11 Responses to “Robb’s Back: The Summer of Our Discontent”

  1. Suzanna Says:

    Thanks, Robb. Never would have guessed that you would have had to endure the likes of All Vac door-to-door sales, but it does make an amusing coming-of-age story.

    Laughed out loud when I read that you thought they would drop you off in the middle of nowhere so that you couldn’t run away. I think I would have caved after the first day. What a trooper you were.

    So on to San Fernando Valley State College? Looking forward to the next one.

  2. EverettK Says:

    Heh. Ah, the old door-to-door man. What a life! 🙂

    I can remember the day a Kirby salesman came to our house (probably 1965-ish). I can remember he laying one vacuum pipe on the floor, laying another crosswise on top of it, then standing on the two ends to demonstrate the toughness of it.

    And my folks bought the vacuum. It was the family vacuum for decades.

    But you’re made of sterner stuff than I, Robb, sterner stuff. I wouldn’t have made it through the indoctrination.

  3. Lil Gluckstern Says:

    Oh Robb, the roads we travel before we find the right fit! I have to remember you did that in spades, or I would feel very sad for you, “But that what makes you strong,” or so they say. BTW, every time I hear Bread on one of those 150 songs from the sixties and seventies, I think of you and smile.

  4. munyin Says:

    Robb: I was laughing out loud at your blog. I just love how well you hold my attention when you write. You were always able to do that when you were at our home (Orange Drive) or we were at yours (Carmel) and now that we are so far apart, it is great that your ability to tell stories has also translated into the written word. Thanks so much for contributing such entertaining stories. I am feeling what a great privilege it has been to have heard you live, in person. Please continue to offer glimpses into the various stages of your life on this site.

  5. robb royer Says:

    Suz, Everett, Lil, Munyin. Thanks guys. I’m not sure why I prefer wallowing through the mundane periods of my life to this extent. I guess I feel innately that failure is funnier than success.

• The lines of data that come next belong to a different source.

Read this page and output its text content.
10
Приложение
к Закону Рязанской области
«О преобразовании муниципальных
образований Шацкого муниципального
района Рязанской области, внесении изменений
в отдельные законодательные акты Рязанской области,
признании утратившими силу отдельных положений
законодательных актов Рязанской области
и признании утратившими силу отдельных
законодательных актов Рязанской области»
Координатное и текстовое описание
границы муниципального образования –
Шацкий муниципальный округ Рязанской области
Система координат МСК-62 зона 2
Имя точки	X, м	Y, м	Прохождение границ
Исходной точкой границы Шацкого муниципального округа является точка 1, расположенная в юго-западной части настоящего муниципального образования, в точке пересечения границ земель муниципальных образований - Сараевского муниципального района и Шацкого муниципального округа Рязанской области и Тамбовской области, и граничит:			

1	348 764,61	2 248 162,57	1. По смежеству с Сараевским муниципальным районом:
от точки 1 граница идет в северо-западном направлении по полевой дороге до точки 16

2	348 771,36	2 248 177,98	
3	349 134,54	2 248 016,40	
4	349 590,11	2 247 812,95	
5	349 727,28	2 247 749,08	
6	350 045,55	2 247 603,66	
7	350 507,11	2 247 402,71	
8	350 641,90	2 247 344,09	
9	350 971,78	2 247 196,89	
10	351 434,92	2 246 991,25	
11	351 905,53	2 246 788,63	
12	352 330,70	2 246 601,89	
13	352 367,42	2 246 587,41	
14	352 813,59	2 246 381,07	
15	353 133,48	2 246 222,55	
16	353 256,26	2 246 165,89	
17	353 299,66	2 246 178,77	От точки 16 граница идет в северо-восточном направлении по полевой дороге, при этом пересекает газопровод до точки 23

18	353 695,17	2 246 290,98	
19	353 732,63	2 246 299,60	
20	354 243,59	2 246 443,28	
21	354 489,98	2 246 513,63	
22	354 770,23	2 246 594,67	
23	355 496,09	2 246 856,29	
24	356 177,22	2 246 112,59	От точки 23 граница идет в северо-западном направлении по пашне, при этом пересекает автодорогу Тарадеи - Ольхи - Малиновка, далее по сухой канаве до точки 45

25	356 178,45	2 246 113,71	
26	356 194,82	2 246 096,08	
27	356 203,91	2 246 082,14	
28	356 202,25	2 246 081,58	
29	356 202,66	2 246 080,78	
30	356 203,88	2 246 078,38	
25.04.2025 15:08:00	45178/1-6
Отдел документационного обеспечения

    I should have mentioned that Noot was in the carful of Collier’s salesmen with me. Wouldv’e added a little political controversy.

  6. EverettK Says:

    Naw, we’d have known you were stretching the truth, as we all know that the reverent and moral Mr. Noot wouldn’t be caught dead in the State of Sodom and Gomorrah…er…California.

  7. Sharai Smith Says:

    Thanks for another great yarn. I like your stories even more because I know the turf. The photo was a great pick. Reminds me of why I left home, but that grunge was always followed by a great sunset!

  8. Timothy Hallinan Says:

    Robb — Roswell Bottom? Are you serious? In Dickens, maybe, or in early Kingsley Amis — but in the San Fernando Valley?

    I think not.

    I love this piece. First rotten jobs — and we’ve all had one — are a special kind of hell, particularly to those of us who are waiting for the world to recognize our genius. Mine was as a bus boy in a Denny’s, with a cook who sang all night long, “Me and my baby went huckleberry hunting. She leaned over and I saw something.” (The rhyme was actually pronounced “huntin'” and “sumpn.” I know, I know — I wrote about this before.

    Unlike you, I quit four hours in, by the simple expedient of dropping my apron into the water in the dishwashing sink and walking out the back door. What is the moral of the story, you may well ask. It’s that people who are waiting for the world to recognize their genius should not apply for jobs in which they will wear an apron. Also that I was an insufferable snob. And, probably, remain one.

  9. EverettK Says:

    Tim wrote: Also that I was an insufferable snob. And, probably, remain one.

    No, Tim, we suffer you gladly. 🙂

  10. robb royer Says:

    Well, Tim, you should be half glad. Everett dispensed with the insufferable part but left ‘snob’ standing.

    Fortunately, guys like us can go pretend to be creative. I don’t think we’d be a useful part of the work force.

  11. Timothy Hallinan Says:

    No one could convincingly deny that I’m a snob. I think I’m a worse snob than you are. Everett, on the other hand is clearly not a snob, since he hangs around with both of us.